Review of basic concepts

In this section, I present a review of the basic notions of classical error correction that are useful to use pyqec. This is a concise review and I invite any unfamiliar reader to refer to one of the following books:

If you are already familiar with those notions, you can safely skip this section.

Binary numbers

Through this book, I use \(\mathbb{F}_2 = (\lbrace 0, 1 \rbrace, +, \cdot)\) to denote the Galois Field of order 2. For this field, the addition operator is defined as

(1)\[\begin{align} 0 + 0 = 1 + 1 = 0, \\ 0 + 1 = 1 + 0 = 1 \end{align}\]

and the multiplication operator is defined with the standard relation.

I use \( \mathbb{F}_2^n \) to denote a vector space of dimension \( n \) over \( \mathbb{F}_2 \). For simplicity, I often use a shortcut notation to reprensent elements of \( \mathbb{F}_2^n \). For example, I may write 00101 to represent the vector

(2)\[\begin{align} \begin{pmatrix} 0 \\ 0 \\ 1 \\ 0 \\ 1 \end{pmatrix}. \end{align}\]

The Hamming weight \( |x| \) of a binary vector \( x \in \mathbb{F}_2^n \) is the number of 1s in \( x \).

Linear codes

A linear code \( C \) of length \( n \) and dimension \( k \) is a linear subspace of \( \mathbb{F}_2^n \) containing \( 2^k \) elements. By linear, I mean that if \( x, y \in C \), then \( x + y \in C \). For brevity, I often denote a code by the set of its elements which are called codewords. For example, this is a code of length 5 and dimension 2: \[ C = \lbrace 00000, 10101, 01010, 11111 \rbrace. \] You can verify that the sum of any pair of codewords is also a codeword.

The minimum distance \(d \) of a code is the minimum Hamming weight of the non-zero codewords.

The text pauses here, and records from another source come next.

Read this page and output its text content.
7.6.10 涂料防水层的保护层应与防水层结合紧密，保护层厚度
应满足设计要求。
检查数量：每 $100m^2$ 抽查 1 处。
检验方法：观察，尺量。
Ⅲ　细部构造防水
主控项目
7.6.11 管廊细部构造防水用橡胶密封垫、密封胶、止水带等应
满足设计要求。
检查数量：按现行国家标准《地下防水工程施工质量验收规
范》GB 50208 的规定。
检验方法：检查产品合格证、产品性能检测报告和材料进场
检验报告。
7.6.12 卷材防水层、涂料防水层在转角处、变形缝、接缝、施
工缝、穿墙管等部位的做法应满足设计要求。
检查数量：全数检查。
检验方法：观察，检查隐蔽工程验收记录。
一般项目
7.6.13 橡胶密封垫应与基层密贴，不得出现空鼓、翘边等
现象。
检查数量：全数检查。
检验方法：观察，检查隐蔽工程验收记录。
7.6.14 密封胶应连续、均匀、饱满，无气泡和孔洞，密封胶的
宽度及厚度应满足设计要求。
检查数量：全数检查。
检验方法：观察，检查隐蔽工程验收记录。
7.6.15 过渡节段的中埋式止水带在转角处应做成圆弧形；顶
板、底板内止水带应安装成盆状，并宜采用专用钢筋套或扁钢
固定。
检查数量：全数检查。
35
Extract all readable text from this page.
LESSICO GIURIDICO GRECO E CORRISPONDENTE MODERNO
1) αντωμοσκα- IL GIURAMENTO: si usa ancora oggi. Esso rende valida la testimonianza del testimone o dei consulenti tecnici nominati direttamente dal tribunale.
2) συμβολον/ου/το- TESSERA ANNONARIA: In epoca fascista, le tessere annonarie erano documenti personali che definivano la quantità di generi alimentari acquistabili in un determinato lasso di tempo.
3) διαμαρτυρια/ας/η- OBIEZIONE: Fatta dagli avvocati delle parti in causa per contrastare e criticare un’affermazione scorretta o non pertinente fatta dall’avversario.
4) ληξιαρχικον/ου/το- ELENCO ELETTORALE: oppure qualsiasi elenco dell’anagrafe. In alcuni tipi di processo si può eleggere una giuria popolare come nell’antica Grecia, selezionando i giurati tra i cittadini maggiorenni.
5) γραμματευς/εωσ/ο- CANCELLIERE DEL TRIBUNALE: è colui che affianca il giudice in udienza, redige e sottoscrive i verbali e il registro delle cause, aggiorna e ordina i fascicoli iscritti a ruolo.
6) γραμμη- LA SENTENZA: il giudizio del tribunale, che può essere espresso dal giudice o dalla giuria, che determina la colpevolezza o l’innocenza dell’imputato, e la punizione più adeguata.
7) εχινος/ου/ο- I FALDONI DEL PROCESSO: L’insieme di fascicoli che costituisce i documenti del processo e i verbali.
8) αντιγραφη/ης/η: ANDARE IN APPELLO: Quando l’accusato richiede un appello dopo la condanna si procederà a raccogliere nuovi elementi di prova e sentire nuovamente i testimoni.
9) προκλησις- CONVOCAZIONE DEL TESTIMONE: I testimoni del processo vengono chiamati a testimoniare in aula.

I often use \( [n, k] \) to talk about a linear code of length \( n \) and \( [n, k, d] \) to specify that the code has minimum distance \( d \).

Generator matrices

A \( [n, k] \) linear code if often described from a \( k \times n \) binary matrix called a generator matrix. Given a generator matrix \( G \), a code is defined as \[ C(G) = \lbrace G^T x \ | \ x \in \mathbb {F}_2^k \rbrace. \] For example, the code in the previous example can be defined from the generator matrix \[ G = \begin{pmatrix} 1 & 0 & 1 & 0 & 1 \ 0 & 1 & 0 & 1 & 0 \end{pmatrix}. \] This choice is not unique and any generator matrix that can be obtained from \( G \) via standard gaussian row operations defines the same code.

Parity check matrices

An other convenient description of a \( [n, k] \) linear code is from an \( m \times n \) binary matrix of rank \( k \), with \( m \geq n - k \), called a parity check matrix. Given a parity check matrix \( H \), a code is defined as \[ C(H) = \lbrace x \in \mathbb {F}_2^n \ | \ Hx = 0 \rbrace. \] For example, the code in the previous example can be defined from the parity check matrix \[ H = \begin{pmatrix} 1 & 1 & 1 & 1 & 1 \ 0 & 1 & 0 & 1 & 0 \end{pmatrix}. \] Again, this choice is not unique and any parity check matrix that can be obtained from \( H \) via standard gaussian row operations defines the same code.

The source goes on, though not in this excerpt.